Seperti yang diuraikan pada penjelasan tentang modus-modus representasi, akan
lebih baik jika para siswa mula-mula menggunakan representasi kongkret yang
memungkinkan siswa untuk aktif, tidak hanya aktif secara intelektual (mental)
tetapi juga secara fisik.
b. Teorema Notasi (Notation
Theorem)
Menurut apa yang
dikatakan dalam teorema notasi, representasi dari sesuatu materi matematika
akan lebih mudah dipahami oleh siswa apabila di dalam representasi itu
digunakan notasi yang sesuai dengan tingkat perkembangan kognitif siswa.

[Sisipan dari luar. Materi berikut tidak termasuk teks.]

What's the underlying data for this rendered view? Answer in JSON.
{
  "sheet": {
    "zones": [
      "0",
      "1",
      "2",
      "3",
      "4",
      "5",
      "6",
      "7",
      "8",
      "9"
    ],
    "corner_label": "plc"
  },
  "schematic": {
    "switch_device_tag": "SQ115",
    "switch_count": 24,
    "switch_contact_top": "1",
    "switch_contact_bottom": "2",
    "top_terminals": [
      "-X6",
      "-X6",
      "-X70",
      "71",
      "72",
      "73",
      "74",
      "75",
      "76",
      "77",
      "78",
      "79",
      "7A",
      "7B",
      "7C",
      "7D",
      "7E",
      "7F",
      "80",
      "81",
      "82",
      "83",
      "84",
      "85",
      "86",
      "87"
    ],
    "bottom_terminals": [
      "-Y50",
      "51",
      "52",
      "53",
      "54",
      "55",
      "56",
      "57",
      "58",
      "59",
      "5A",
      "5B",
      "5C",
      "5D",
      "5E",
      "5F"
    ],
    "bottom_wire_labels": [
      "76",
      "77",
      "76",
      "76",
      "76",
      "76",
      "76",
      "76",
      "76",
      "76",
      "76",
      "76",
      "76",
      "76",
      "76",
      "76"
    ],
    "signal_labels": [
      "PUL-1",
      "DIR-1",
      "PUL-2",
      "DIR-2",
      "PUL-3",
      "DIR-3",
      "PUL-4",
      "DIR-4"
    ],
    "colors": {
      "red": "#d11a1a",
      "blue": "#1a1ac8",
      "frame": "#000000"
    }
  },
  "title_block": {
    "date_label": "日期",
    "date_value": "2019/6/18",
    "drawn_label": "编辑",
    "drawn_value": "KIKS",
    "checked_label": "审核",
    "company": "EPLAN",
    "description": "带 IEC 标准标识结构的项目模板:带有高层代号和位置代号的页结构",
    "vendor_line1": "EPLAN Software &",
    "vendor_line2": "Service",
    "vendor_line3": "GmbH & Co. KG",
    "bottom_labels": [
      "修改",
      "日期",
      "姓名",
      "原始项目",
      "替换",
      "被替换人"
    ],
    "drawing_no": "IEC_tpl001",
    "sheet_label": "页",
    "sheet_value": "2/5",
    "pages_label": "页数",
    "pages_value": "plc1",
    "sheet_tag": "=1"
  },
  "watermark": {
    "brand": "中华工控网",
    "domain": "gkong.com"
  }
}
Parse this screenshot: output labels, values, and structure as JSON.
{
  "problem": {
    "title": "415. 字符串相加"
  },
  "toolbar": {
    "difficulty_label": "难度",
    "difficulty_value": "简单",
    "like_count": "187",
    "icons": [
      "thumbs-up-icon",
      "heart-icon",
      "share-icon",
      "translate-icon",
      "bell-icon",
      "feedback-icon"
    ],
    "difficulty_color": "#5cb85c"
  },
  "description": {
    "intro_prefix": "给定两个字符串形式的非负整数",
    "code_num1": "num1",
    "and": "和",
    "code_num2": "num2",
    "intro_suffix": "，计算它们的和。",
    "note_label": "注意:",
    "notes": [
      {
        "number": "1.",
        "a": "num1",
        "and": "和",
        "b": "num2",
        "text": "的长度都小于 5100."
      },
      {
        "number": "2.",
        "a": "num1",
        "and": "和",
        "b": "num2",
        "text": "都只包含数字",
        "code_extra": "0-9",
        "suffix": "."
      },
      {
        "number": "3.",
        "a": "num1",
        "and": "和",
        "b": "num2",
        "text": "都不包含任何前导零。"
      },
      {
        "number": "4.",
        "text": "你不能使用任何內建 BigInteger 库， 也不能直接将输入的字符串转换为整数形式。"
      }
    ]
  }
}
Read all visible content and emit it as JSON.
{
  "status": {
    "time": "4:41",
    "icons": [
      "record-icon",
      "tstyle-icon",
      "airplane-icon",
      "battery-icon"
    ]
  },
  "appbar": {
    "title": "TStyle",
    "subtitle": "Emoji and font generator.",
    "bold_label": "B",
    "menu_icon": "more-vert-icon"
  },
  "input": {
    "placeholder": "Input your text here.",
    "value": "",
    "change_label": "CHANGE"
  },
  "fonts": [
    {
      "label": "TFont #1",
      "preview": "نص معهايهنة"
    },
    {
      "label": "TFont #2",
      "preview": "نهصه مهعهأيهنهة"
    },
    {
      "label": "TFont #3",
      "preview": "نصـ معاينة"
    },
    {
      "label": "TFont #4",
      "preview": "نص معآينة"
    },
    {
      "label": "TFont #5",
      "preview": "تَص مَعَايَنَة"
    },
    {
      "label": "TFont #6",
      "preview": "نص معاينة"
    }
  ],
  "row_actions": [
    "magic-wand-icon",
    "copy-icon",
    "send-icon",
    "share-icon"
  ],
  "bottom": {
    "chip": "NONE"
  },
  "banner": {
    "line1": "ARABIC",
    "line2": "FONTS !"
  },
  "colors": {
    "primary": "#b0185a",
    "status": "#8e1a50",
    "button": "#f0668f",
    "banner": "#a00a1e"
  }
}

Sebagai contoh, untuk siswa sekolah dasar, yang pada umumnya masih berada pada
tahap operasi kongkret, soal yang berbunyi: “Tentukanlah sebuah bilangan yang
jika ditambah 3 akan menjadi 8”, akan lebih sesuai jika direpresentasikan dalam
bentuk … + 3=8; sedangkan untuk siswa SMP, yang tingkat perkembangannya sudah
lebih matang, soal tersebut akan lebih sesuai jika direpresentasikan dalam
bentuk : x + 3 = 8.
Penggunaan notasi
yang tepat akan mempermudah ditemukannya penyelesaian untuk berbagai macam
soal, mempermudah ditemukannya berbagai prinsip matematika, dan juga
mempermudah pengembangan berbagai konsep, prinsip, dan prosedur dalam
matematika.
c.
Teorema Kekontrasan dan Variasi (Contrast
and Variation Theorem)
Di dalam teorema kekontrasan dan variasi dikemukakan
bahwa sesuatu konsep matematika akan lebih mudah dipahami oleh siswa apabila
konsep itu dikontraskan dengan konsep-konsep yang lain, sehingga perbedaan
antara konsep itu dengan konsep-konsep yang
lain menjadi jelas. Sebagai contoh, pemahaman siswa tentang konsep bilangan
prima akan menjadi lebih baik bila bilangan prima dibandingkan dengan bilangan
yang bukan prima, sehingga perbedaan antara bilangan prima dengan bilangan yang
bukan prima, menjadi jelas. Demikian pula, pemahaman siswa tentang konsep
persegi dalam geometri akan menjadi lebih baik jika konsep persegi dibandingkan
dengan konsep-konsep geometri yang lain, misalnya persegipanjang,
jajarangenjang, belahketupat, dan lain-lain. Dengan membandingkan konsep yang
satu dengan konsep yang lain, perbedaan dan hubungan (jika ada) antara konsep
yang satu dengan konsep yang lain menjadi jelas. Sebagai contoh, dengan
membandingkan konsep persegi dengan konsep persegipanjang akan menjadi jelas
bahwa persegi merupakan kejadian khusus (a special case) dari
persegipanjang, artinya: setiap persegi tentu merupakan persegipanjang,
sedangkan suatu persegipanjang belum tentu merupakan persegi.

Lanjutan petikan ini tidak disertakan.